A dialética precisa da síntese. Seria muito fácil o lobo comer a Chapeuzinho na floresta. Comer agora ou depois daria no mesmo?.Chapeuzinho já estava ali, a borboleta saindo do casulo. Não. A síntese não foi nem a vovó. Foi a casa. A alcova. O lugar seguro onde segredos de defloração são guardados a sete chaves. A casa não é só o refúgio para o lobo, mas também para Chapeuzinho, caso o lobo se mostre um ótimo amante e escute suas mazelas de porque ela não pode comer o bolo que estava na cesta. Aí então a casa deixará de ser o motel para ser o lar. Quatro paredes. A quaternidade. A quadratura do círculo. Se o lobo comer a chapeuzinho e ficar pro café da manhã... Pobre lobo.

Por que o lobo simplesmente não devorou Chapeuzinho? Disfarçou-se de vovó, fez todo um auê para uma coisa que devia ser muito simples: deixar a porta aberta, vê-la entrando e abocanhá-la. Não, seria muito fácil. Na história de Perrault não há caçador que restabeleça a vida das duas. Elas são comidas. E ponto final.
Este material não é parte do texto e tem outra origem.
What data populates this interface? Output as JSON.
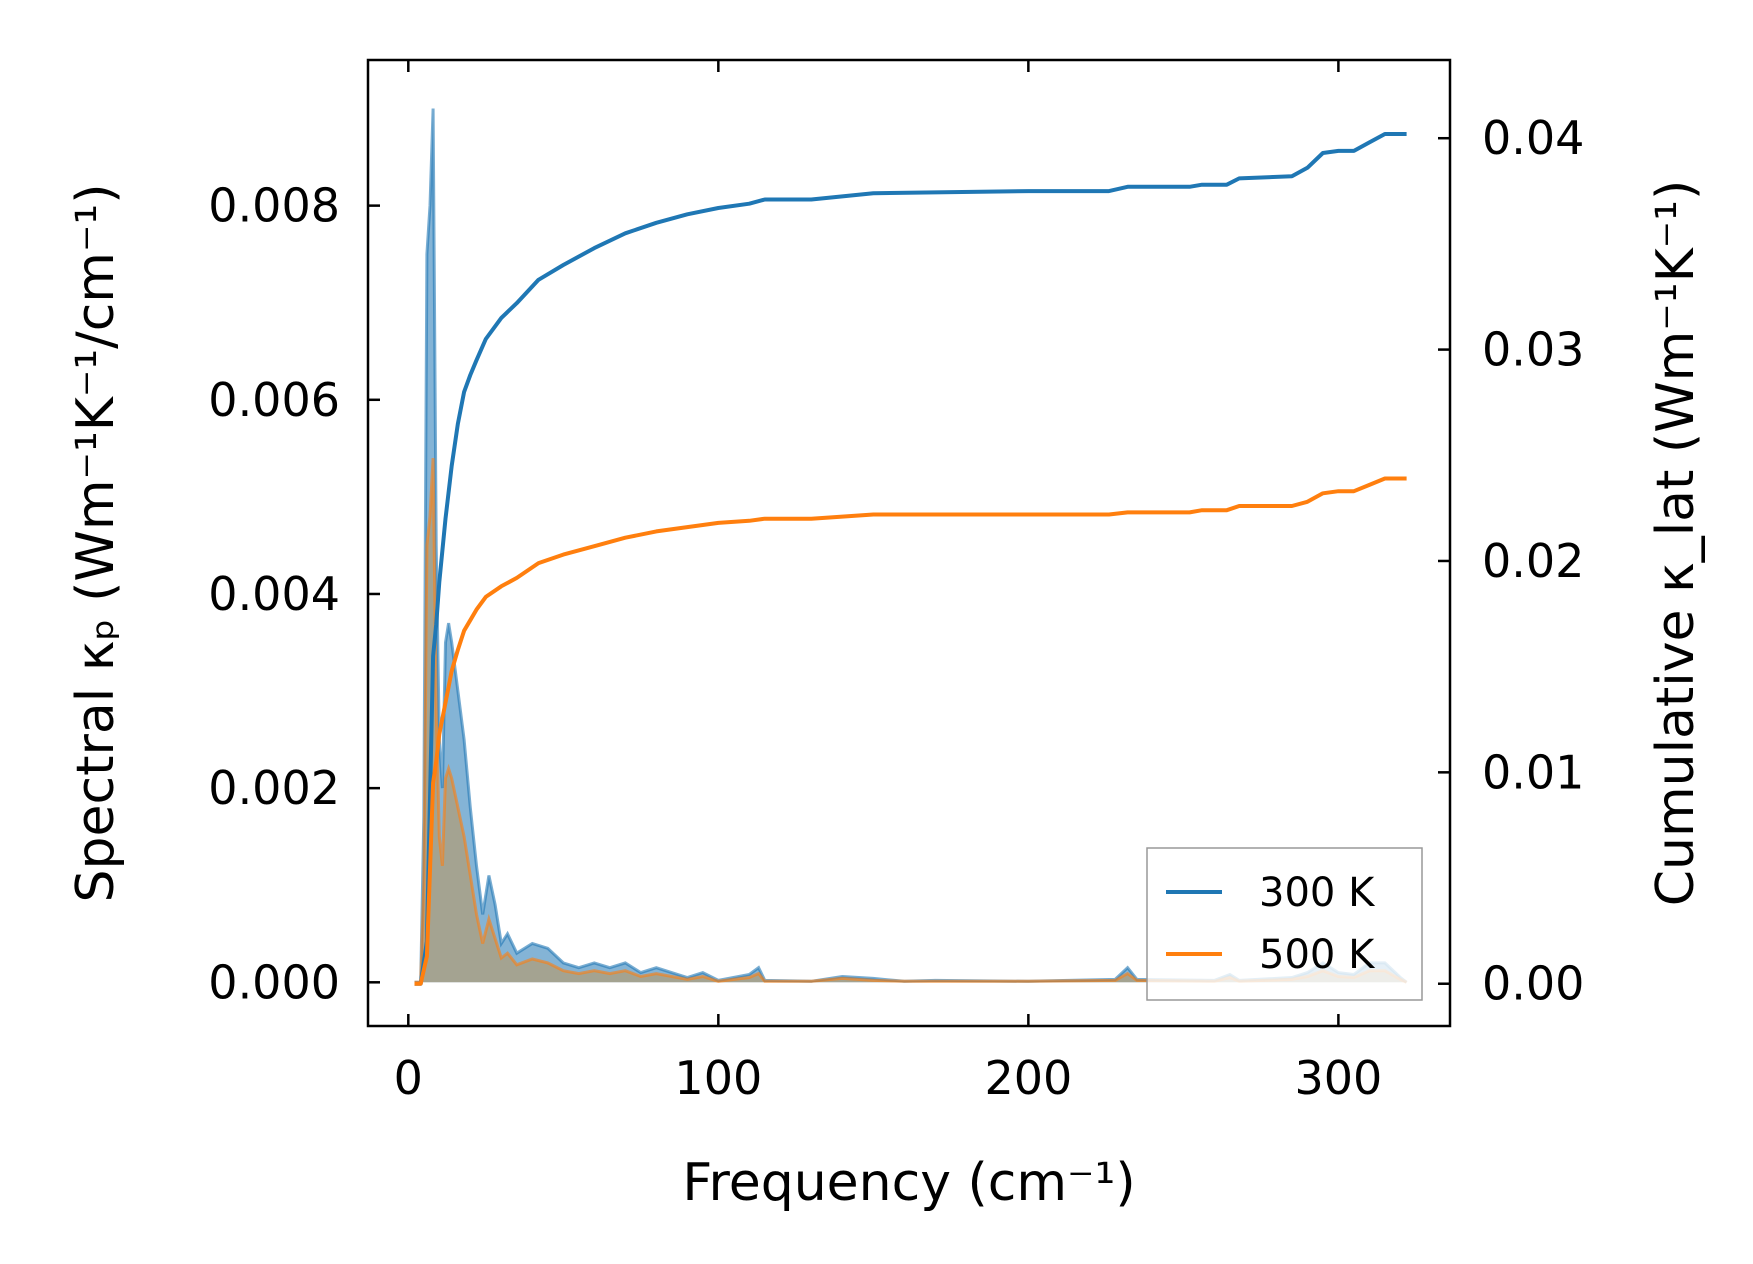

O lobo precisa do Édipo. O ardil é excitante e provocador e por isso irresistível. Decifra-me ou te devoro. Devorou. Mas ela decifrou. E daí? Chapeuzinho seria tão tola assim de não ter se dado conta que aquilo fantasiado de mulher era um lobo? Ou simplesmente um lobo em pele de mulher, o fetiche da chapeuzinho? Quem era sonho e quem o sonhador? Se fosse nos dias atuais, a menina tiraria uma foto do lobo com o celular e colocaria em algum blog. Sairia correndo e rindo do pobre canídeo. Mas não, é evidente, no subtexto, que Chapeuzinho sabia que aquilo era o lobo. Mas ficou. Decidiu. Teve o arbítrio. Decifrou o enigma da pupa e deixou-se ser borboleta. Foi comida.
A pupa nos parece que a lagarta morreu, mas não era morte. Era renovação e simultaneamente outra coisa já. O desejo foi a faísca libertadora da pupa. Chapeuzinho Vermelho agora seria “Biquini Pink”.

Não só a história, mas a etologia, o comportamento animal é cruel. São as XX que escolhem o parceiro. XY são apenas depositórios de sementes. Mas elas foram condescendentes. Deixaram para os XY a tarefa de se mostrarem realmente aptos para a transformação. Elas geram pelo ventre. Nós, pela palavra. Chapeuzinho decifrara o lobo como forma de sedução passiva, implícita, mas mortal. Para ela? Pense... mas nunca, nunca num motel com a chapeuzinho em fogo... Afinal, foi ela quem escolheu, quem disse “sim”.
P.S.: Ás feministas: gerar pela palavra foi um eufemismo. Vocês também geram por ela, e muito. Discutir a relação é a prova cabal disto.